Le petit Volodia a déjà 8 ans quand il entre à l’école. D’une part parce qu’il est né en octobre, d’autre part parce que l’école primaire démarre traditionnellement en Russie après l’anniversaire des 7 ans. 
"Je n’avais aucune envie d’aller à l’école. Je préférais jouer dans la cour de l’immeuble. Ma mère me laissait m’amuser dehors, à la condition que je ne m’éloigne pas. Je n’ai jamais désobéi. Sauf une fois. C’était en plein hiver et j’ai pris le train avec des copains. Nous avons quitté la ville et nous nous sommes perdus."
À son retour, le jeune vaurien reçoit une monumentale raclée paternelle à coups de ceinturon de cuir. 

"Contrairement à son mari, sévère et autoritaire, Maria Ivanovna était une femme douce et dévouée , tempère l’institutrice Vera Dimitrievna Gourevitch. Très pieuse, elle a insisté pour que le petit Volodia soit baptisé." Vladimir Spiridonovitch, communiste convaincu, membre du Parti, fermait les yeux devant les escapades de sa femme à l’église.
Des années plus tard, alors que Vladimir Poutine s’apprête à partir en voyage officiel à Jérusalem, sa mère lui glissera un petit objet dans la main sa croix de baptême pour la faire bénir. "Je l’ai mise autour de mon cou et depuis je ne l’ai jamais quittée" , raconte Poutine qui, aujourd’hui encore, demeure profondément croyant.
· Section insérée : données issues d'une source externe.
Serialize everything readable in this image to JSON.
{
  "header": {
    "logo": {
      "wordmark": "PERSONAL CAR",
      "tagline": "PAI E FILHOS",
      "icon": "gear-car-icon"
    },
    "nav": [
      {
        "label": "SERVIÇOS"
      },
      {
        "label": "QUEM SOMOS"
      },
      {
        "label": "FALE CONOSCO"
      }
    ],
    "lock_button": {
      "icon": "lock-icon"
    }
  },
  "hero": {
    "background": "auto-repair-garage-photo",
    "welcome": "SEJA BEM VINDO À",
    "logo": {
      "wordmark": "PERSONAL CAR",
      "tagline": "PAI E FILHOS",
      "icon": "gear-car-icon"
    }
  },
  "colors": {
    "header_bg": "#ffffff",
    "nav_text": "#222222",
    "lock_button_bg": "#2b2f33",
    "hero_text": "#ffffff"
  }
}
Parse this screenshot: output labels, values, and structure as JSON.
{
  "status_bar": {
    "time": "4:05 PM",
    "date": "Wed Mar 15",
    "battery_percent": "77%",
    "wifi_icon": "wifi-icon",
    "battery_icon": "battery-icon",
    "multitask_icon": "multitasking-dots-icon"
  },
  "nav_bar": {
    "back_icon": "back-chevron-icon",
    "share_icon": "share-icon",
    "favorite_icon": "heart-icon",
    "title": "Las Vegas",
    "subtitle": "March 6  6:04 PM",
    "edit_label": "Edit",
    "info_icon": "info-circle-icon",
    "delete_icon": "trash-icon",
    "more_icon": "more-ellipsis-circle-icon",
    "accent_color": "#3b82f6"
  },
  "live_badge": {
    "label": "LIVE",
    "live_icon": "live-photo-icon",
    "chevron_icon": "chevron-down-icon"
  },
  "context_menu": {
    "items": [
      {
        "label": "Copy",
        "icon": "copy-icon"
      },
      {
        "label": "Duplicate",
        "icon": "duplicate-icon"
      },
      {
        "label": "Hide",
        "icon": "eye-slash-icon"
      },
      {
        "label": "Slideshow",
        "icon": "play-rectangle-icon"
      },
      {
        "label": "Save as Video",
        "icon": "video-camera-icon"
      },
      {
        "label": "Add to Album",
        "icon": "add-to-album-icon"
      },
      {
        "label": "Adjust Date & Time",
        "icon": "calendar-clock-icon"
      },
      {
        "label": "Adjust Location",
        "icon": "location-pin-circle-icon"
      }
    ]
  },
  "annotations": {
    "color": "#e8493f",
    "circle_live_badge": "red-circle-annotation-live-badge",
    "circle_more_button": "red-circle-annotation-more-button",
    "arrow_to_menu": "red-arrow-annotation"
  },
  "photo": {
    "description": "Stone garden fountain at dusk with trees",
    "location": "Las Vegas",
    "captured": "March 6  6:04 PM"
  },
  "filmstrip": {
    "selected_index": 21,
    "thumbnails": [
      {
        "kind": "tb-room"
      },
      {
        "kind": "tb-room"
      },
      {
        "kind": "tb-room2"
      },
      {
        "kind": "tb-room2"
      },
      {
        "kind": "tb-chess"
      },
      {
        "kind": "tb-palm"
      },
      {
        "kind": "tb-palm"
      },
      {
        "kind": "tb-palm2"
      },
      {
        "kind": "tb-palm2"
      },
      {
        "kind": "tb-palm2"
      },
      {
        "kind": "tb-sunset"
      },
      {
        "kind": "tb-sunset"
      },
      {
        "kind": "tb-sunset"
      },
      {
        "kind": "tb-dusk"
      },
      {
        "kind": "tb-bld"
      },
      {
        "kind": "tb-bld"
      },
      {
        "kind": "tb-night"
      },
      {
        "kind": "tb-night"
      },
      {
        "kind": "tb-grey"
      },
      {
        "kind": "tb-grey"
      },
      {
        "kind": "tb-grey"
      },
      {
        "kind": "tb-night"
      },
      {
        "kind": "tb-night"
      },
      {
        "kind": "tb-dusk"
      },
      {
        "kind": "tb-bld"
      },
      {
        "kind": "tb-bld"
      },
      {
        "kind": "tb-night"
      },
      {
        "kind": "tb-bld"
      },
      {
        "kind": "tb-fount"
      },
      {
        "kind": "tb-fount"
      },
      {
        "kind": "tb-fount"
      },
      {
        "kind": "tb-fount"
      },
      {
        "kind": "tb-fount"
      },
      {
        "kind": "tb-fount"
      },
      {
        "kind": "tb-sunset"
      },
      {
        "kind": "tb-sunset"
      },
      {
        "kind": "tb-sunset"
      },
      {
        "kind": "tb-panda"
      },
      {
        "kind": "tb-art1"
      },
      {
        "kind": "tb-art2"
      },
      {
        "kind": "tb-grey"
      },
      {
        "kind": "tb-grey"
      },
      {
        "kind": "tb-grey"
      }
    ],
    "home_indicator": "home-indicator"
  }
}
"Je ne détestais pas l’école. Tout du moins aussi longtemps que j’ai réussi à me faire respecter et à garder ma position de “leader silencieux”. Je n’essayais pas de commander aux autres. Je préférais garder mon indépendance. Si je devais aujourd’hui qualifier mon rôle de l’époque, je dirais que je privilégiais le judiciaire à l’exécutif. 
Mais cela n’a pas duré. J’ai vite compris que mes talents en cour de récréation et dans les rues ne suffiraient pas à m’assurer le statut social que je convoitais. J’ai donc décidé de travailler et de devenir bon élève. Avant, je n’étais qu’un cancre, un petit voyou. J’ai commencé à faire du sport vers 10 ou 11 ans.
J’avais compris que ma simple nature combative ne ferait jamais de moi le roi de mon quartier. J’ai donc démarré la boxe. Je me suis fait casser le nez. La douleur était insupportable mais j’ai refusé de voir un médecin. Je savais que cela guérirait tout seul. J’ai arrêté la boxe et démarré le sambo, une invention soviétique, mi-judo, mi-lutte… C’est à cette époque que j’ai commencé à m’entraîner régulièrement dans un gymnase près de chez moi. Sans le sport, je ne sais pas ce que j’aurais fait de ma vie. C’est le sport qui m’a sorti de la rue."